Trichomoniasis Vaginal Infection
- Trichomoniasis facts*
- What is trichomoniasis and how do you get it?
- What are the symptoms of trichomoniasis?
- Is there a test for trichomoniasis?
- How is trichomoniasis treated?
- What happens if I don't get treated?
- Should I tell my partner if I have trichomoniasis?
- Does trichomoniasis cause problems during pregnancy?
- How is trichomoniasis prevented?
- Patient Comments: Trichomoniasis - Symptoms
- Patient Comments: Trichomoniasis (Vaginal Infection) - Transmission
*Trichomoniasis facts Medically Edited by: Melissa Conrad Stöppler, MD
- Trichomoniasis is a sexually transmitted infection (STI) caused by a parasite.
- Trichomonas infection can affect women or men.
- Many people who have the infection have no symptoms, but when symptoms occur, they include vaginal or urethral (in men) discharge that may appear greenish and frothy, burning on urination, discomfort during sex, and itching in the genital area.
- Diagnosis is based upon identifying the parasite through miscroscopic exam in the vaginal or urethral discharge.
- Trichomonas infection can be treated with antibiotics.
- Left untreated, the infection can persist over the long term. It may also recur following treatment.

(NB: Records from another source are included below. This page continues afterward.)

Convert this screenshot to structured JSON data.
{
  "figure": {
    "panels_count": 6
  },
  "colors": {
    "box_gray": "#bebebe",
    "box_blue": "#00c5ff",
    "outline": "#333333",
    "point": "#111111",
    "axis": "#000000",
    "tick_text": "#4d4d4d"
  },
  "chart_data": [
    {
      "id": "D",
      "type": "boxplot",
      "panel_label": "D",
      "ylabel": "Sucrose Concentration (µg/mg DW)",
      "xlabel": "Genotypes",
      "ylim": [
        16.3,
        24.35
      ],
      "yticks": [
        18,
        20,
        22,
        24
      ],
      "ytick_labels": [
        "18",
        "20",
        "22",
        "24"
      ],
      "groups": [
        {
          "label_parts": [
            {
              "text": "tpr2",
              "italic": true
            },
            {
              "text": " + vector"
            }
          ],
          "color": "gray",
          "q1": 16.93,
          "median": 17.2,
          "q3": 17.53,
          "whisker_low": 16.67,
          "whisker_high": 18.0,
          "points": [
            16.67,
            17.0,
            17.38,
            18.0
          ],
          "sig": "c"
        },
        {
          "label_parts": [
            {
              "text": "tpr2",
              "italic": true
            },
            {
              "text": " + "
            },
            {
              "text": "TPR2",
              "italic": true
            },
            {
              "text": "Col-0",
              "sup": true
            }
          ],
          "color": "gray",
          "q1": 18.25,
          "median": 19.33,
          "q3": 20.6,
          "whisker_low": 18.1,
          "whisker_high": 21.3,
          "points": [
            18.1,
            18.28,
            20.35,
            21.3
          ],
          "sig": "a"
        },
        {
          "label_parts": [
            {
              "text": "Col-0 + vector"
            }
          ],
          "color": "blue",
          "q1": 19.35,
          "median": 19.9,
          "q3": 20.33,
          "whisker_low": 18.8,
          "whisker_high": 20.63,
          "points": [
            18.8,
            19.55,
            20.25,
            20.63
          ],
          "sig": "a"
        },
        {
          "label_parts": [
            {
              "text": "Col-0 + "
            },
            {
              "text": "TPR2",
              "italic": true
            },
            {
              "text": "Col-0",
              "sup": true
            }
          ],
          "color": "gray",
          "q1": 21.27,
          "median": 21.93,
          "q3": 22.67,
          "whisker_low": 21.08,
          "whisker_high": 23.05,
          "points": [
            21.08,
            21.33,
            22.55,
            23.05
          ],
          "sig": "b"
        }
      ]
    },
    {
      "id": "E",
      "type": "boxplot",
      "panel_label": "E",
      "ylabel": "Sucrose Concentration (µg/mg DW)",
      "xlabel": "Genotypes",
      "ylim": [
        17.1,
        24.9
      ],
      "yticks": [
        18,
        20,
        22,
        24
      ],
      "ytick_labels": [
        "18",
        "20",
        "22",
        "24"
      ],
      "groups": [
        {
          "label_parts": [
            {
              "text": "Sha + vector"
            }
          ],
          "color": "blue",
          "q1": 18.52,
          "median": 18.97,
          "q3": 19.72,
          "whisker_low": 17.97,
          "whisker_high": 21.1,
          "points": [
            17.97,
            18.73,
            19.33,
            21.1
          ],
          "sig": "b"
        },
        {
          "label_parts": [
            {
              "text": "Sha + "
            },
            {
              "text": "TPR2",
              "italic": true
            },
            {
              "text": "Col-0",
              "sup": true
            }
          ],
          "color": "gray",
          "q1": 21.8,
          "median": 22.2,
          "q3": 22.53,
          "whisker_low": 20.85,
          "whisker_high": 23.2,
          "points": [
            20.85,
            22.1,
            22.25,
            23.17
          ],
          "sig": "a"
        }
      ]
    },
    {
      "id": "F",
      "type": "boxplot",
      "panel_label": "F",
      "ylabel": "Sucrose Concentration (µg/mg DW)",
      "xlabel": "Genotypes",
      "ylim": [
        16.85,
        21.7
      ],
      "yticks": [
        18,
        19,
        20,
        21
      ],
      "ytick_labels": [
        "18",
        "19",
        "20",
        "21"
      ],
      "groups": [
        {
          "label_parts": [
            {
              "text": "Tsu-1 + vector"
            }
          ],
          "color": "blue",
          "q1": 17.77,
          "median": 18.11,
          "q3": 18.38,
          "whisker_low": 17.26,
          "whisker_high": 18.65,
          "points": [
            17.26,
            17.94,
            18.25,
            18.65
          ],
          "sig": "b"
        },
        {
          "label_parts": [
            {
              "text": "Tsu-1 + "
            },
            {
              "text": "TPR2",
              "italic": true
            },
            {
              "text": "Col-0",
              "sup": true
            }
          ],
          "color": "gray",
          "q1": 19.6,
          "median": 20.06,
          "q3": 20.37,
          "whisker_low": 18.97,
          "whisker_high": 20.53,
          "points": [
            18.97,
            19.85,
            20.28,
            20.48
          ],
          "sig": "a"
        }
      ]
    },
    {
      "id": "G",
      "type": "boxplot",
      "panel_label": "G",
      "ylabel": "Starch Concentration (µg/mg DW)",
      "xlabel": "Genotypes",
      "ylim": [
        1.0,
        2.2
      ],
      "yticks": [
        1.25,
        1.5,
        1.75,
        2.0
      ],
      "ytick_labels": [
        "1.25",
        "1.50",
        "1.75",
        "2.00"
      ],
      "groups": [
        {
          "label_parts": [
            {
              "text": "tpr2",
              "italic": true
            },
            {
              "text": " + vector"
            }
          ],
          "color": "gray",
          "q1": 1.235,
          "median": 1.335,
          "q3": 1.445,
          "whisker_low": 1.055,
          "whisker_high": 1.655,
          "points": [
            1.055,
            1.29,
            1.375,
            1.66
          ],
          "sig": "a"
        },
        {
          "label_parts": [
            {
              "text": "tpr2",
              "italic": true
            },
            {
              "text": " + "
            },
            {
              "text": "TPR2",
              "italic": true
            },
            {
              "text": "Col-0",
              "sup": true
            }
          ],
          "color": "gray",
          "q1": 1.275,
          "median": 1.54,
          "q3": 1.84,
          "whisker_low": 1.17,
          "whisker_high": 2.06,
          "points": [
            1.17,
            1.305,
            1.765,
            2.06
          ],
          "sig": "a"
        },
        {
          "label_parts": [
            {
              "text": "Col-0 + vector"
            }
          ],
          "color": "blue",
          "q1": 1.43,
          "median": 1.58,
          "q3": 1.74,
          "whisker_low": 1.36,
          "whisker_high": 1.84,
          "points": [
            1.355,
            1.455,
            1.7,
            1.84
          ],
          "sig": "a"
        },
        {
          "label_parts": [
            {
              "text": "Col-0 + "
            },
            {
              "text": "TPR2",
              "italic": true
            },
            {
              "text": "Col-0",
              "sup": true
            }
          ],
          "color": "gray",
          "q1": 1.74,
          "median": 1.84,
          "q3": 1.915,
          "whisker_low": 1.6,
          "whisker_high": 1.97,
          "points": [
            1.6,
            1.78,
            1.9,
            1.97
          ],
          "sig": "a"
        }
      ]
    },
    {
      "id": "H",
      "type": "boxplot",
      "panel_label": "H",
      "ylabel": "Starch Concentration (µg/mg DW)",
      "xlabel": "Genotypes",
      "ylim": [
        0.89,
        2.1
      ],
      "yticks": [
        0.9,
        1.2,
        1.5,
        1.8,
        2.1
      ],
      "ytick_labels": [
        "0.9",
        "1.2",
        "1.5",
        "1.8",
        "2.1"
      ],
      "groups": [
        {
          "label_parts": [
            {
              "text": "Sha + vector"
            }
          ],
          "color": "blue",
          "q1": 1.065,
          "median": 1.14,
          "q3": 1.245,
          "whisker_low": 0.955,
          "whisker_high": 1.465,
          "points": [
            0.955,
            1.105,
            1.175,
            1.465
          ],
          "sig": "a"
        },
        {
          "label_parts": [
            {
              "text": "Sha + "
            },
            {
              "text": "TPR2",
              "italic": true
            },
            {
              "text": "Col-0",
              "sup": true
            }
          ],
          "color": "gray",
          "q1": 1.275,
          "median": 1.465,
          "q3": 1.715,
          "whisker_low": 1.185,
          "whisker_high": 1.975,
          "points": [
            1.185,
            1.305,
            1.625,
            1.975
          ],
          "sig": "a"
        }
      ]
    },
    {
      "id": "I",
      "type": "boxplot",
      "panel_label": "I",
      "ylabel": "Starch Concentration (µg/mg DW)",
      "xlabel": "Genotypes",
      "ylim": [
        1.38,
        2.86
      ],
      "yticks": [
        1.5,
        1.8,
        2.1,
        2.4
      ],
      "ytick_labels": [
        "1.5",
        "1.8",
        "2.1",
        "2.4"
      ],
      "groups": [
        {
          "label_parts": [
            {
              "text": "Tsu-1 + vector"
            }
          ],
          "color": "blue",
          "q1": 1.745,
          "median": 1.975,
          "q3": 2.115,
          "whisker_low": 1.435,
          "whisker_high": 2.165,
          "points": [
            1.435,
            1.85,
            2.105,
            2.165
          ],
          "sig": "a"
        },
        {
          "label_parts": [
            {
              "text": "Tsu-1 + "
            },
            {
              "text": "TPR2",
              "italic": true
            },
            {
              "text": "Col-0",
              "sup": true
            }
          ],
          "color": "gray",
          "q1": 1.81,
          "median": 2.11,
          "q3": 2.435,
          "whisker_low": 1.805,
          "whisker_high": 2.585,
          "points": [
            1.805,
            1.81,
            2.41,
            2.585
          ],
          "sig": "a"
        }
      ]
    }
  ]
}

- Trichomonas infection during pregnancy can lead to premature birth and low birth weight.
What Is Trichomoniasis and How Do You Get It?
Trichomoniasis (TRIK-uh-muh-NEYE-uh-suhss) is a sexually transmitted infection (STI) caused by a parasite. It is sometimes called "trich." Trichomoniasis is the most common curable STI found in young, sexually active women.
The parasite is spread through sexual contact. Women can get it by having penis-to-vagina intercourse with an infected man or vulva-to-vulva contact with an infected woman. Men usually get it only from infected women.